Chi dice Venafro, dice ulivi, fra i più antichi piantati in Italia, dice olio d’oliva di gran pregio. La cittadina molisana, ai piedi del maestoso massiccio delle Mainarde (inserito nel Parco nazionale d’Abruzzo) è immersa nel verde argenteo degli ulivi che lì hanno casa da millenni. È un leggendario personaggio sannita, Liborio, a importarli qui dalla Grecia sfidando chi sosteneva che potevano attecchire solo sul mare e non in collina, sotto quei monti. Già nel II secolo a.C. Marco Porcio Catone ha qui una villa con ulivi e detta regole per coltivarli meglio. Orazio canta l’olio di Venafro con versi ammirati. Con lui concordano Plinio, Columella, Varrone, Strabone e altri. A Orazio piace soprattutto una salsa di erbe aromatiche e di olio venafrano. Marziale lo apprezza per gli unguenti curativi. Insomma ce n’è per tutti i gusti e ancor oggi l’olio di Venafro grandeggia più che mai fra i tanti di qualità che l’Italia può esibire. Di recente l’Associazione Nazionale dei Patriarchi ha piantato qui un giardino con le più pregiate varietà di ulivi storici dalla bacca plurimillenaria come la Licinia e la Sergia.

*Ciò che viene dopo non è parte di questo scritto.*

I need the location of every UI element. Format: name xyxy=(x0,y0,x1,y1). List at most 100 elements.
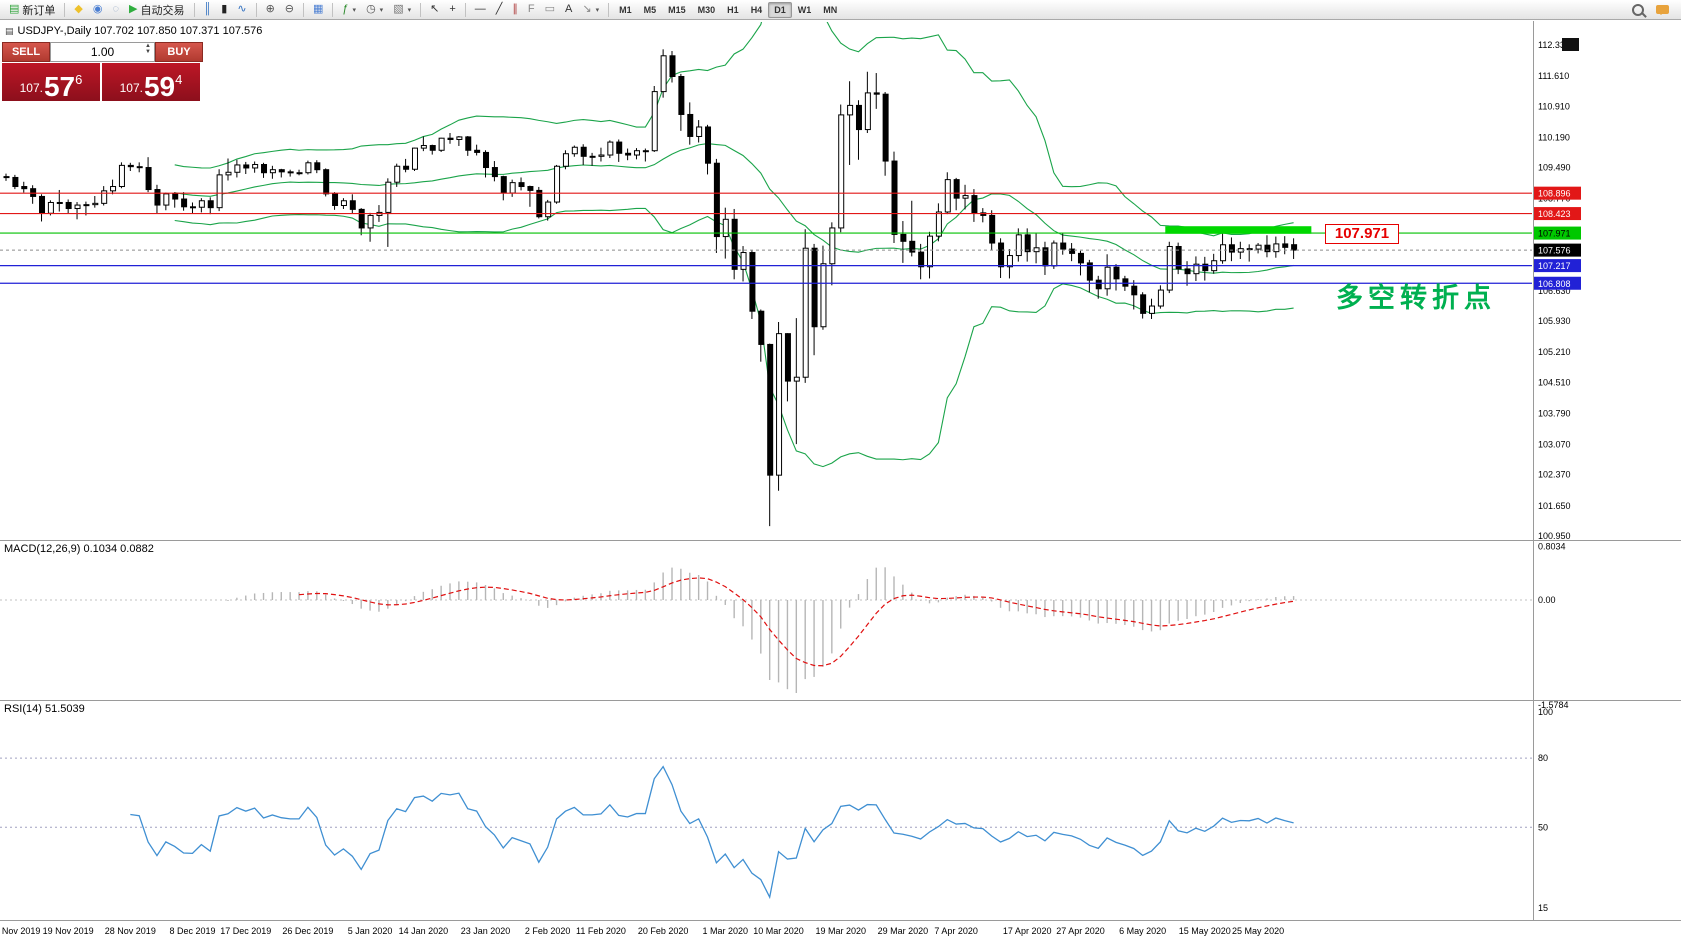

Arrivando a Venafro (Is), vi colpirà la vista di un poderoso castello di origine longobarda, poggiato su di un’area antichissima, divenuto poi residenza dei Pandone, baroni napoletani, che lo ampliarono e arricchirono di decorazioni dedicate ai cavalli, passione di famiglia. Passato poi ai Peretti-Savelli, ora si erge con torrioni e torri su un borgo fortificato di chiaro impianto romano col cardo e col decumano ben visibili. Ma le origini di Venafro risalgono ai duri e combattivi Sanniti i quali a lungo si opposero all’espansione romana fino alla guerra sociale. Romani sono l’anfiteatro, detto Verlasce, e il teatro. Il primo ben leggibile, come a Lucca, nella sua pianta ellittica sotto un quartiere urbano, medievale e seicentesco. Si calcola che potesse contenere 15mila spettatori. Anche il teatro situato nella zona nord dell’abitato mostra notevoli dimensioni (circa 3.500 posti) e anche per questo il suo recupero si presenta problematico. Venafro è detta anche «la città delle 33 chiese», con una cattedrale fuori dalle mura. Alcuni di questi edifici di culto sono di qualità, anche se non è sempre facile, per il rarefarsi delle vocazioni, trovarli aperti. Sicuramente aperto il Museo nazionale del Molise ospitato nel castello dei Pandone, con opere provenienti dal territorio circostante e con due percorsi. Il primo è il Museo del castello medesimo, con documenti e testimonianze d’epoca; il secondo, attraverso disegni, stampe, tele, affreschi documenta un pezzo di storia del Molise. Nell’ex monastero seicentesco di S. Chiara troverete un piccolo, interessante Museo archeologico coi reperti provenienti dagli scavi del periodo sannitico e da quelli di età imperiale. Ma anzitutto godetevi dal mare il paesaggio, la vista di Venafro e delle sue colline di ulivi, con lo sfondo grandioso delle imponenti Mainarde, ricche di boschi e di storia.